El calor extremo que se está registrando estos días tanto en Europa como en España vuelve a poner en alerta a los especialistas en salud. Y es que las altas temperaturas, sin apenas descenso nocturno, disparan el riesgo de golpes de calor.
Durante esta temporada el cuerpo pierde capacidad para regular el calor, tal y como ha explicado la pediatra y urgencióloga Rommy E. Pineda Magaña. Cuando el sudor deja de ser suficiente, la temperatura corporal puede dispararse hasta niveles peligrosos.
Entre sus recomendaciones destaca permanecer el mayor tiempo posible en interiores, protegidos del sol mediante persianas o cortinas gruesas. Así se evita que la sensación térmica dentro de casa aumente durante las horas de mayor intensidad solar del día.

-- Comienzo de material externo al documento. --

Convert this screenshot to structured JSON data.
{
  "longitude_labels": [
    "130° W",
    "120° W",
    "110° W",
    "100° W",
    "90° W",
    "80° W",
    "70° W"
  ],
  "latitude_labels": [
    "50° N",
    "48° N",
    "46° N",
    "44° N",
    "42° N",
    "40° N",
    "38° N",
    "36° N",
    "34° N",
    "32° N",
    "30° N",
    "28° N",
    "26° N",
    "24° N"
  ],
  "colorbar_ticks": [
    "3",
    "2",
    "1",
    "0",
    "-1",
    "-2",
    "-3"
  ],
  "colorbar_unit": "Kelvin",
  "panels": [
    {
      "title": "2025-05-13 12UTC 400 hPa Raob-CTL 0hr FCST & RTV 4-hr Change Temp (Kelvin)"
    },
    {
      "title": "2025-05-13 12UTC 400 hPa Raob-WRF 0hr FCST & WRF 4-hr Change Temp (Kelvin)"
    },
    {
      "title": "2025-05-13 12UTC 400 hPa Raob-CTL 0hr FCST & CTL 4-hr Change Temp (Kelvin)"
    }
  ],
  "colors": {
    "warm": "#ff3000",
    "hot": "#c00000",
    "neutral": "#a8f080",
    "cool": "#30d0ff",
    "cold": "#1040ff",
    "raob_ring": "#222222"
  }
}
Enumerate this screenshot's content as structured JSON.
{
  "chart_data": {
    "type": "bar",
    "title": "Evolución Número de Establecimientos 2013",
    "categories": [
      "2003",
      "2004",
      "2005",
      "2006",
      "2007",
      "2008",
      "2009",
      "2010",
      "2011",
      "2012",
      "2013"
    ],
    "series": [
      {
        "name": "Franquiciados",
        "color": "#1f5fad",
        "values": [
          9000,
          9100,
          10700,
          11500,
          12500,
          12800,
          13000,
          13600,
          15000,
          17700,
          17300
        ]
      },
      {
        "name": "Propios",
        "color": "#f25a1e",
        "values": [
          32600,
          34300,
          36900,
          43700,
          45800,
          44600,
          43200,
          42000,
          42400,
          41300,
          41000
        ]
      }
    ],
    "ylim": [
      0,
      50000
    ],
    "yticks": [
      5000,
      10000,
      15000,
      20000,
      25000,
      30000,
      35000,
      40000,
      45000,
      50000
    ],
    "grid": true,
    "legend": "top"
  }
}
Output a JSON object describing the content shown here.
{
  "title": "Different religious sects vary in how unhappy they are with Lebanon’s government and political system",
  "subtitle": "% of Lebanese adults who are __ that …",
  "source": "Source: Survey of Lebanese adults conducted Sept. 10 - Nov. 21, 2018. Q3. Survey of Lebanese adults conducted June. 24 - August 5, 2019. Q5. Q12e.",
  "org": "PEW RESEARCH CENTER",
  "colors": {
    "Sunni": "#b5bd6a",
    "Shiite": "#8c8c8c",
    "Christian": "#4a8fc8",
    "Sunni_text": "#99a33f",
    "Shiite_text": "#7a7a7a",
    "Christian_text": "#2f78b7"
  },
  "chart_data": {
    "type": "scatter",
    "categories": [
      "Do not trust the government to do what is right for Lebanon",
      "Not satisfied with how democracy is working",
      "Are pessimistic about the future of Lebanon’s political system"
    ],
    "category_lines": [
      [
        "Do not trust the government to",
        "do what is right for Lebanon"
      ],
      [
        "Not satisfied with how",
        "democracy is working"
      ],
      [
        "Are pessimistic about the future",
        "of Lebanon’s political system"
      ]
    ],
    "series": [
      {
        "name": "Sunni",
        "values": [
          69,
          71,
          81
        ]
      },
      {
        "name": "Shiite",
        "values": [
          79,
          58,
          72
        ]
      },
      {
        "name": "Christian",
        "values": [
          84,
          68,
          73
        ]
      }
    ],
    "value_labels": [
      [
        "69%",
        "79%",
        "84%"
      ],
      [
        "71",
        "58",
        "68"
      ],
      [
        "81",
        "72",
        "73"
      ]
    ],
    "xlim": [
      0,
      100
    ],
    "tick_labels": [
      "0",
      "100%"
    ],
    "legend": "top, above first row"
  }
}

Pineda reconoce que se pueden aprovechar los ventiladores o el aire acondicionado para refrescar interiores de manera intermitente, sin necesidad de mantenerlos encendidos todo el día. Esta alternancia ayuda a moderar el gasto energético sin renunciar al alivio térmico.
Evitar los cambios bruscos
La doctora aclara además que el aire frío no enferma por sí mismo, contrariamente a una creencia muy extendida entre la población. Recomienda mantener el aparato entre 22 y 24 ºC, temperatura suficiente para refrescar sin generar cambios bruscos perjudiciales.
La hidratación constante es otro de los pilares señalados por la especialista, que aconseja beber agua con frecuencia aunque no exista sensación de sed. En caso de sudoración abundante, sugiere recurrir a electrolitos para reponer lo perdido.
Evitar la exposición solar entre las 10 de la mañana y las 4 de la tarde resulta clave, según la pediatra, sobre todo para quienes hacen ejercicio o trabajan al aire libre. Fuera de ese margen horario, el riesgo disminuye notablemente.
Los grupos más vulnerables, advierte, son los menores de cuatro años, los mayores de 65 y las mujeres embarazadas. En estos casos, la vigilancia debe ser constante, prestando atención a mareo, dolor de cabeza o sudoración excesiva.
Un golpe de calor se considera grave cuando la temperatura corporal supera los 39,4 ºC. Entre los síntomas de alarma figuran la piel seca sin sudor, la confusión, las convulsiones o la incapacidad para tolerar líquidos con normalidad.
Ante cualquiera de estas señales, Pineda recomienda acudir de inmediato a urgencias, especialmente si la persona pierde el conocimiento, convulsiona o presenta vómitos persistentes que impiden la rehidratación oral adecuada durante el episodio de calor extremo.
La atención médica temprana resulta determinante para evitar complicaciones cardíacas o neurológicas asociadas al golpe de calor, sobre todo en menores y personas mayores, cuyos organismos toleran peor las variaciones bruscas de temperatura corporal en verano.
La especialista también aconseja usar ropa ligera de algodón, aplicar protector solar 30 minutos antes de salir y llevar accesorios como sombrillas o gorras que reduzcan la exposición directa a las altas temperaturas propias del verano mexicano.
Finalmente, la pediatra recuerda que orinar aproximadamente cada tres horas es un buen indicador de hidratación adecuada, un detalle sencillo que, sumado al resto de consejos, ayuda a prevenir los riesgos que impone la canícula.